# [SOLVED] Rome total war crash at first battle of the loading screen



## tie3 (Oct 8, 2010)

i have downloaded rome total war, i have read the system specs and met the requirements. but when i get to the very first part in which i have too batlle the barbains ( intercept them), the loading screen gets halway there and then boom "Rome total war has stopped responding". any ideas?:4-dontkno


----------



## bwolfje (Jul 26, 2010)

*Re: Rome total war crash at first battle of the loading screen*

Where did you download the game?


----------



## tie3 (Oct 8, 2010)

*Re: Rome total war crash at first battle of the loading screen*

fileplanet..or whatever its called...


----------



## tie3 (Oct 8, 2010)

*Re: Rome total war crash at first battle of the loading screen*

anybody ? please help....


----------



## koala (Mar 27, 2005)

*Re: Rome total war crash at first battle of the loading screen*

Fileplanet only has the demo, not the full version. Is this the one you downloaded? - http://www.fileplanet.com/144640/140000/fileinfo/Rome:-Total-War-Demo

Have you tried running the game in 98/XP compatibility mode?


----------



## tie3 (Oct 8, 2010)

*Re: Rome total war crash at first battle of the loading screen*



koala said:


> Fileplanet only has the demo, not the full version. Is this the one you downloaded? - http://www.fileplanet.com/144640/140000/fileinfo/Rome:-Total-War-Demo
> 
> Have you tried running the game in 98/XP compatibility mode?
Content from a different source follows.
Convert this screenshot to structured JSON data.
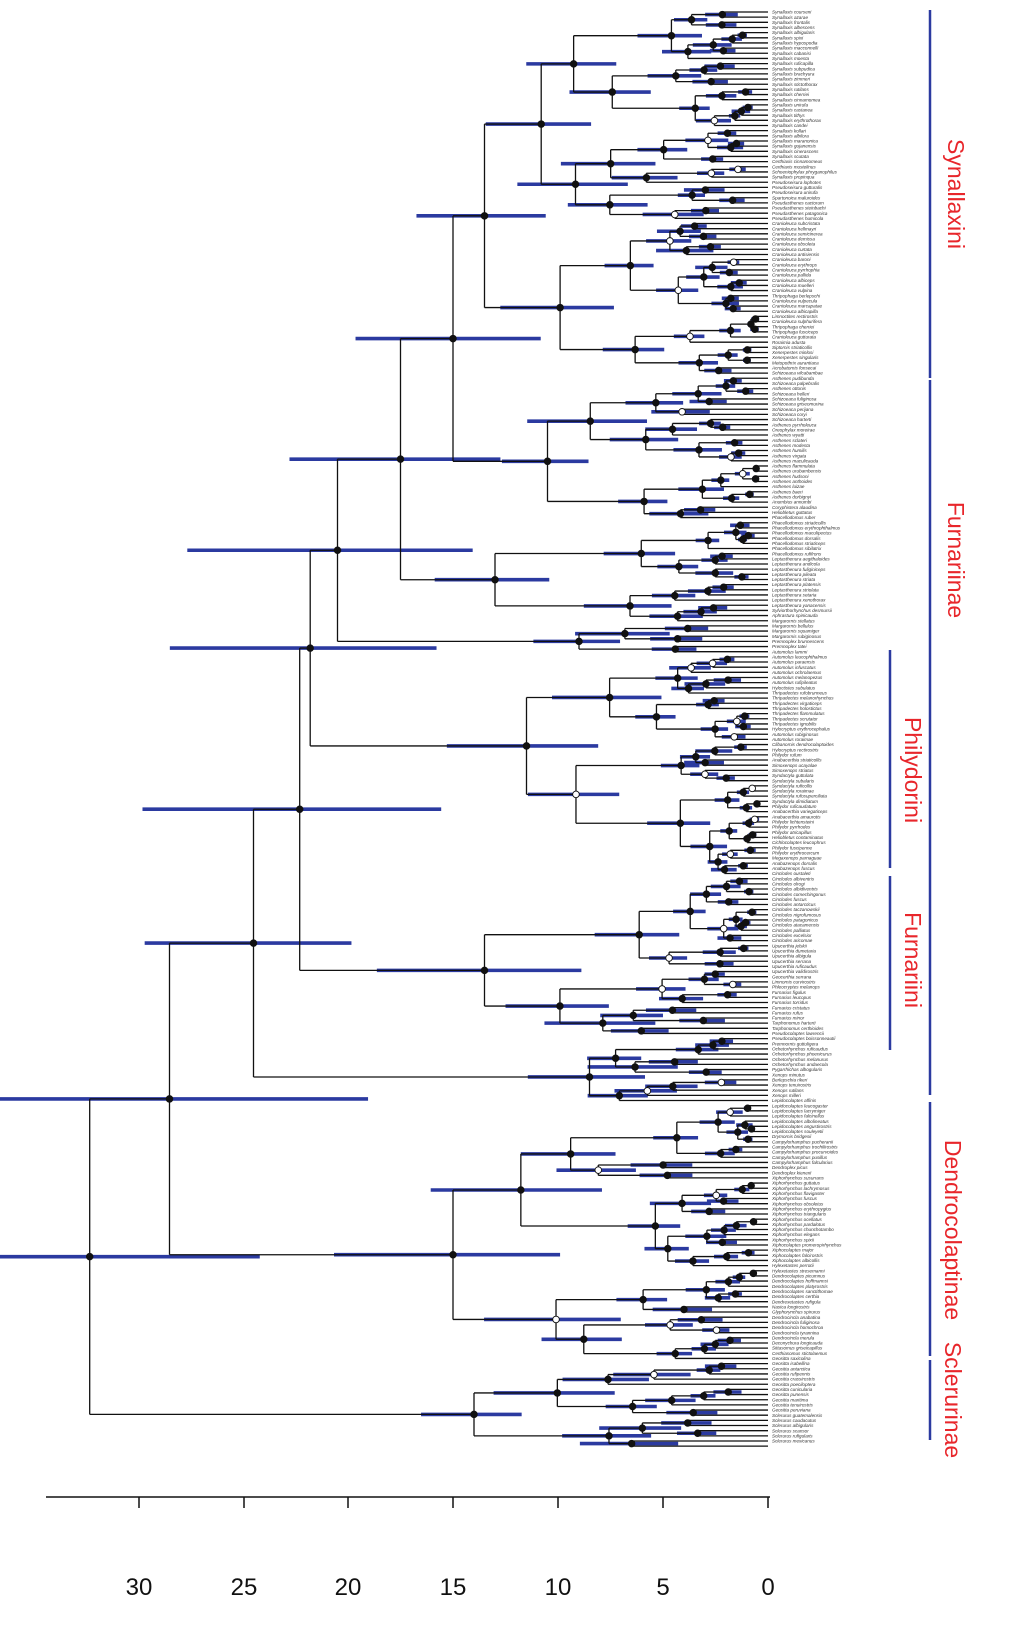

not itts not i forgot the source wher i downloaded it from ( defintely not the demo), i have tired putting in compablity for window98/xp and still no luck


----------



## koala (Mar 27, 2005)

*Re: Rome total war crash at first battle of the loading screen*

The full version is not available to download online. Are you using a pirate copy?

Rome Total War - $16 new, $6 used- http://www.amazon.com/Rome-Total-War-Pc/dp/B0002MPT6Q


----------



## tie3 (Oct 8, 2010)

*Re: Rome total war crash at first battle of the loading screen*



koala said:


> The full version is not available to download online. Are you using a pirate copy?
> 
> Rome Total War - $16 new, $6 used- http://www.amazon.com/Rome-Total-War-Pc/dp/B0002MPT6Q


 no not at all.


----------



## koala (Mar 27, 2005)

*Re: Rome total war crash at first battle of the loading screen*

If you've downloaded the full version which is not available to legally download, and you're not using the demo version which is the only version available online, then I don't know what you've got.

Is it a CD or a file that you've downloaded from a site?

Sorry for all the questions, we just need to know what you've got before trying to fix the problem.


----------



## tie3 (Oct 8, 2010)

*Re: Rome total war crash at first battle of the loading screen*



koala said:


> If you've downloaded the full version which is not available to legally download, and you're not using the demo version which is the only version available online, then I don't know what you've got.
> 
> Is it a CD or a file that you've downloaded from a site?
> 
> Sorry for all the questions, we just need to know what you've got before trying to fix the problem.


cd's


----------



## koala (Mar 27, 2005)

*Re: Rome total war crash at first battle of the loading screen*

OK, I understand now. 'Download' means to get a file from a website. You mean 'install' which is a completely different thing. :smile:

According to this post from another forum, the problem could be caused by the old video codecs from the game CD being overwritten by newer codecs. See here for more details: http://forums.techguy.org/games/343684-rome-total-war-crashes-desktop.html

Also, if you've installed any patches or updates, uninstall and reinstall the game, and make sure your graphics, sound and chipset drivers are all up to date.

If you haven't installed any patches yet, go here: http://forums.techguy.org/games/343684-rome-total-war-crashes-desktop.html

Download and install patch 1.3, then reboot and download and install patch 1.5


----------



## tie3 (Oct 8, 2010)

*Re: Rome total war crash at first battle of the loading screen*

Thanks dude probelm solved youre the Bomb! ^.^:grin:


----------



## koala (Mar 27, 2005)

Can you tell us what you did to solve it so that others with the same problem can see what to do? Thanks.


----------



## tie3 (Oct 8, 2010)

i did exctlay what you said. my version of Rome Total war was 1.0, and yadadada ( the probelmi had was the crashing)..) and you said to update it. i updated from the beginning, 1.1 to 1.5 which is the latest vesrion. afterwards played and it didnt crashed and hasant crashed since then and im still playing it.

so basically just patch it from 1.0 to 1.5., then your'e all done. ^.^


----------